Bu ülkenin FETÖ'den ve terör örgütü PKK'dan çok çektiğini söyleyen İçişleri Bakanı Soylu, bunların temel meselesinin devletin içine sızmak olduğunu belirtti. Soylu, şu değerlendirmeyi yaptı:
"Kamuya girecek görevlilerin güvenlik soruşturmasını iptal etmek demek onlara devletin kapılarını yeniden açmak demek değil midir? Bunu ben mi iptal ettim? Anayasa Mahkemesi iptal etti. Hangi hakla iptal ettiniz? 15 Temmuz 2016 tarihini ne çabuk unuttunuz? Gaziantep'te bir düğünü basıp, onlarca insanı katleden bir zihniyeti ne zaman unuttunuz? 40 yıldır PKK mücadelesi, gazimiz burada, niye ayağı koptu, ne çabuk unutuldu? Bunları sizinle dertleşiyorum. Anlıyorum ki sosyetik aydınların dertleri, bu ülkenin birliği, beraberliği değil. Anlıyorum ki her gün gelen şehit haberleri, her gün yapılan terörle mücadele, her gün terör örgütlerine yönelik verilen kahramanca mücadele onlar için sadece ve sadece bir film sahnesinden ibaret."

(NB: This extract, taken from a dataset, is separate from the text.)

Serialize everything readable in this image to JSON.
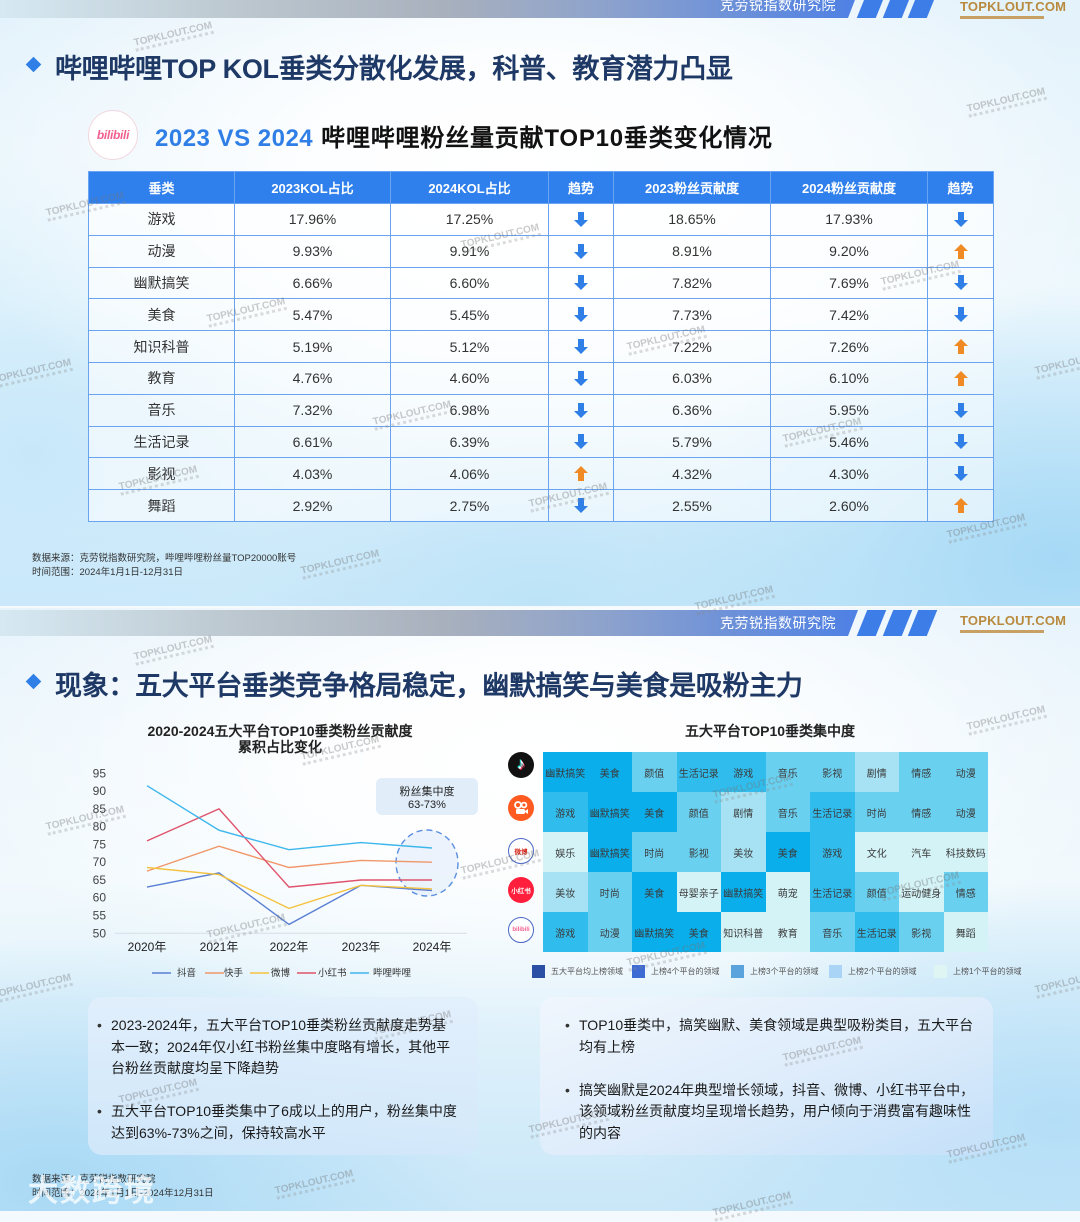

İstiklal Mücadelesi'nde olduğu gibi her kahramanlık, her özgürlük mücadelesi yürütülürken bu tip insanların bulunduğunu ifade eden Süleyman Soylu, Allah'ın bu tip insanları görünce, memleketi, milleti, bayrağı, dini için mücadele eden insanların işlerini kolaylaştırdığını söyledi. Bakan Soylu, "İçeride ve dışarıda neyle mücadele ettiğimizin farkındayız, sizin bize nasıl bir emanet yüklediğini, nasıl bir fedakarlık içinde bulunarak bu ülkeyi yönetenlere, sorumluluk alanlara nasıl bir emanet yüklediğinizin farkındayız. Duamız o, Allah bizi size mahcup etmesin. Hepinize minnet borçluyuz. Ne yapsak bunu ödeyemeyiz." dedi.